As far as how each row’s concrete view class is implemented, I did some hacking so that the entire row has its own UiBinder file. E.g. FooRowView.ui.xml might look like:

<ui:UiBinder xmlns:ui='urn:ui:com.google.gwt.uibinder' xmlns:gwt='urn:import:com.google.gwt.user.client.ui'>
  <gwt:HTMLPanel tag="table">
    <tr ui:field="column">
      <td ui:field="nameCell" />
      <td ui:field="descriptionCell" />
      <td><gwt:Anchor ui:field="actionFoo"/></td>
    </tr>
  </gwt:HTMLPanel>
</ui:UiBinder>

This ui.xml file initially looks a little odd because each row has its own <table> tag–however, this is just a necessary hack because HTMLPanel does not like its tag attribute to be set to tr. I guess when browsers do innerHTML, they don’t like a tr running around without its parent table.

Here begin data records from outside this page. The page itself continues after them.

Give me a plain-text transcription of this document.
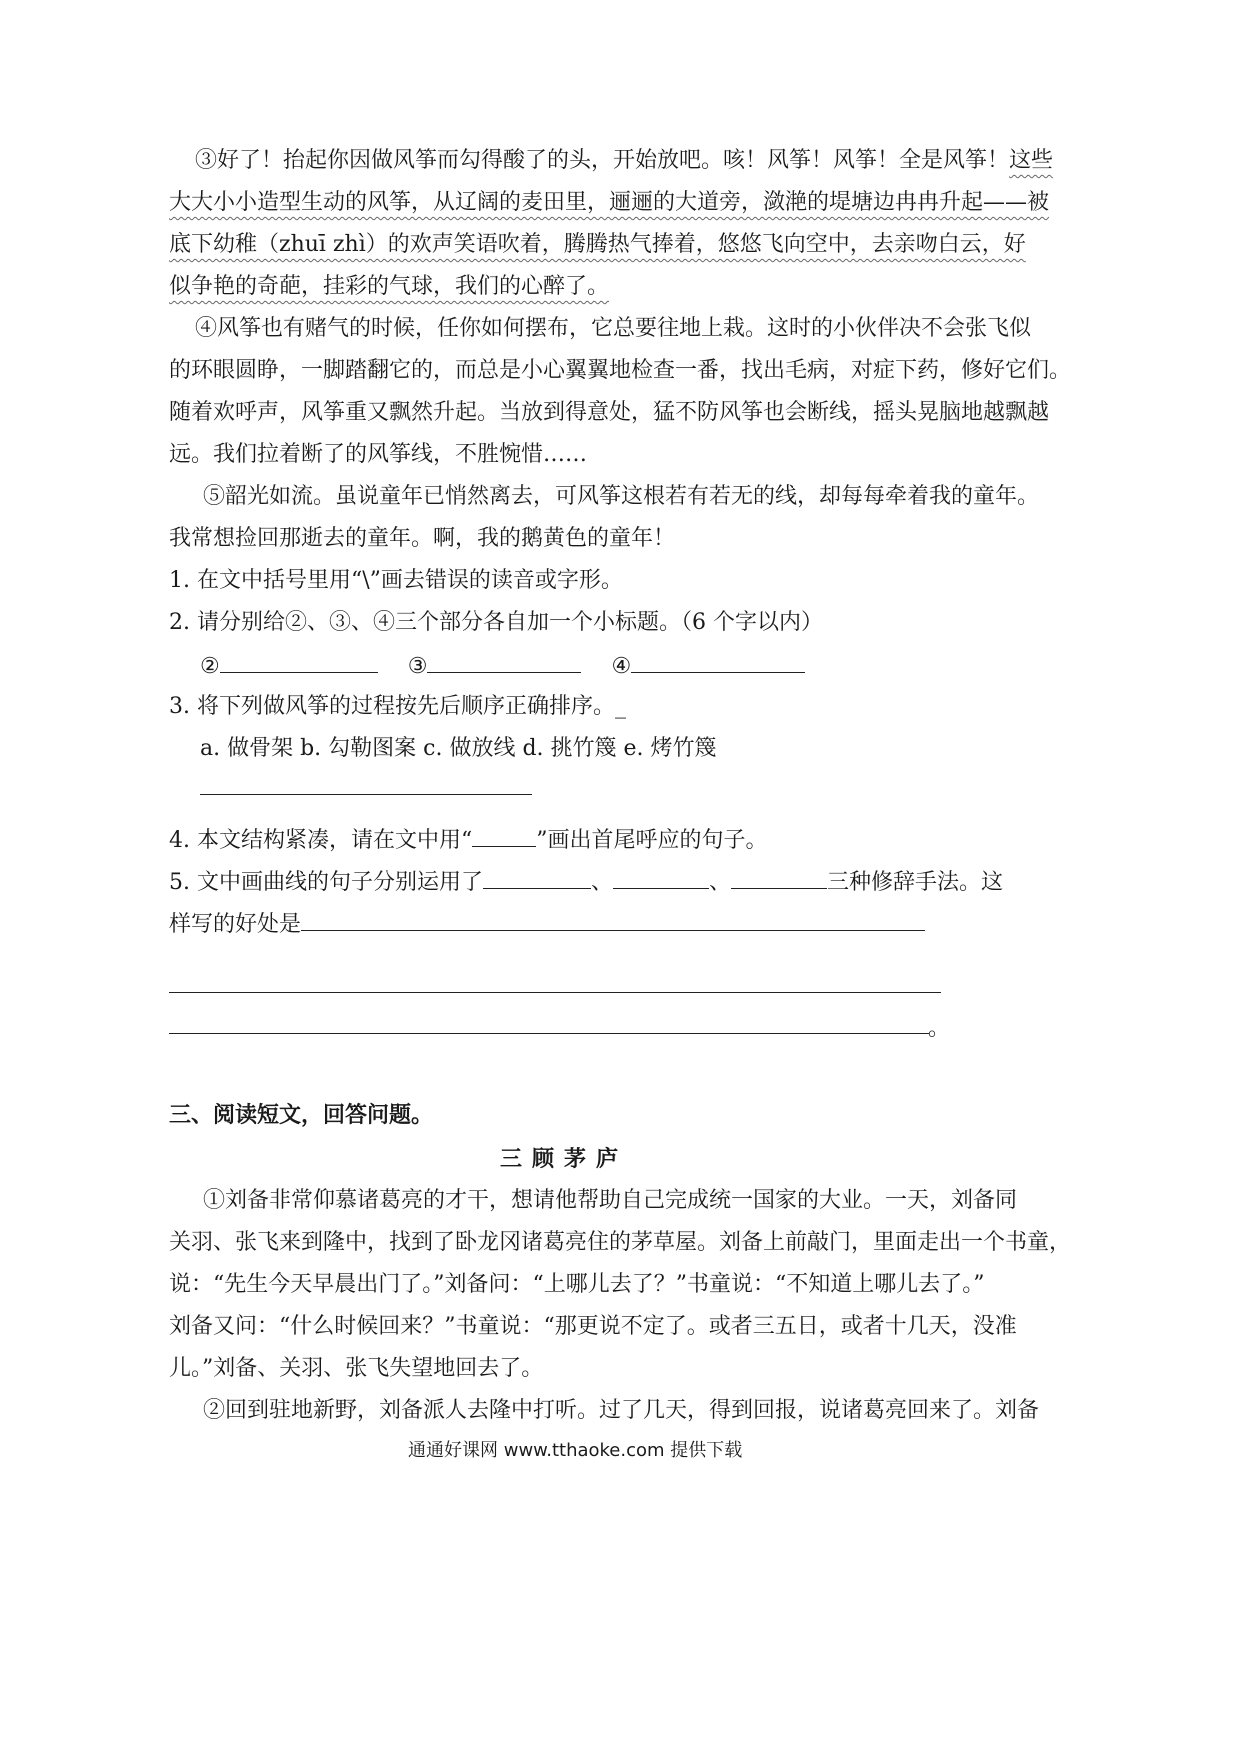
③好了！抬起你因做风筝而勾得酸了的头，开始放吧。咳！风筝！风筝！全是风筝！这些
大大小小造型生动的风筝，从辽阔的麦田里，逦逦的大道旁，潋滟的堤塘边冉冉升起——被
底下幼稚（zhuī zhì）的欢声笑语吹着，腾腾热气捧着，悠悠飞向空中，去亲吻白云，好
似争艳的奇葩，挂彩的气球，我们的心醉了。
④风筝也有赌气的时候，任你如何摆布，它总要往地上栽。这时的小伙伴决不会张飞似
的环眼圆睁，一脚踏翻它的，而总是小心翼翼地检查一番，找出毛病，对症下药，修好它们。
随着欢呼声，风筝重又飘然升起。当放到得意处，猛不防风筝也会断线，摇头晃脑地越飘越
远。我们拉着断了的风筝线，不胜惋惜……
⑤韶光如流。虽说童年已悄然离去，可风筝这根若有若无的线，却每每牵着我的童年。
我常想捡回那逝去的童年。啊，我的鹅黄色的童年！
1. 在文中括号里用“\”画去错误的读音或字形。
2. 请分别给②、③、④三个部分各自加一个小标题。（6 个字以内）
②	③	④
3. 将下列做风筝的过程按先后顺序正确排序。_
a. 做骨架 b. 勾勒图案 c. 做放线 d. 挑竹篾 e. 烤竹篾
4. 本文结构紧凑，请在文中用“	”画出首尾呼应的句子。
5. 文中画曲线的句子分别运用了	、	、	三种修辞手法。这
样写的好处是
。
三、阅读短文，回答问题。
三顾茅庐
①刘备非常仰慕诸葛亮的才干，想请他帮助自己完成统一国家的大业。一天，刘备同
关羽、张飞来到隆中，找到了卧龙冈诸葛亮住的茅草屋。刘备上前敲门，里面走出一个书童，
说：“先生今天早晨出门了。”刘备问：“上哪儿去了？”书童说：“不知道上哪儿去了。”
刘备又问：“什么时候回来？”书童说：“那更说不定了。或者三五日，或者十几天，没准
儿。”刘备、关羽、张飞失望地回去了。
②回到驻地新野，刘备派人去隆中打听。过了几天，得到回报，说诸葛亮回来了。刘备
通通好课网 www.tthaoke.com 提供下载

So, to get around this, plus HTMLTable’s lack of a per-row API, I wrote a RowTable widget that knows how to assemble rows (not cells) of content:

public class RowTable extends Panel implements HasRows {
  // copy/paste some boilerplate from HTMLTable

  // here is the key method--display is the HTMLPanel
  // with tag=table from FooRowView.ui.xml
  public void addRow(final WidgetDisplay display) {
    // get actual widget from the view interface
    Widget widget = display.asWidget();
    // Detaches if necessary
    widget.removeFromParent();
    // Logical attach
    rows.add(widget);
    // Physical attach (all TRs)
    final NodeList<Element> nodes = widget.getElement().getElementsByTagName("TR");
    for (int i = 0; i < nodes.getLength(); i++) {
      bodyElement.appendChild(nodes.getItem(i));
    }
    // Adopt
    adopt(widget);
  }

So, we logically attach the entire HTMLPanel widget (to get the usual Widget/attach magic), but for physically attaching we raid the HTMLPanel’s table element of all of its TR elements (which should be just one given this display is for one row) and append them to our own bodyElement.

Any Downsides?

So far, the only downside to per-row presenters is that it’ll require another presenter/view pair, each with its own class, DI entry, etc. This can be considered boilerplate, but, per my disclaimer, that is pretty much the name of the game for GWT.

I’m also implementing the table’s header row as its own presenter/view pair, meaning for one dashboard table I’ll have 4 classes: FooHeaderPresenter, FooHeaderView, FooRowPresenter, and FooRowView. I would not mind avoiding the extra header presenter/view, but so far it has been the simplest to get working with the RowTable (HasRows actually has two methods, addRow and addHeader for adding to tbody and thead respectively).

And, just to be clear, I’m not advocating per-row presenters for any and every table in a GWT app. E.g. I would stick with TabelModel and TableBulkRenderer for more typical “data” tables–hundreds/thousands of rows that are read-only (or near-read-only).

Wrapping Up

That’s about it. I’ve been very pleased with how things are going with this approach so far.

By stepping back and realizing the row was really its own view–finding the presenter/view decomposition sweet spot–I’m now able to unit test the in-row interactions on their own without even setting them up in the parent table.

The per-row display interfaces, so far, have been awfully simple and just as easy to stub out as the usual form-style name/description examples that make MVP look easy.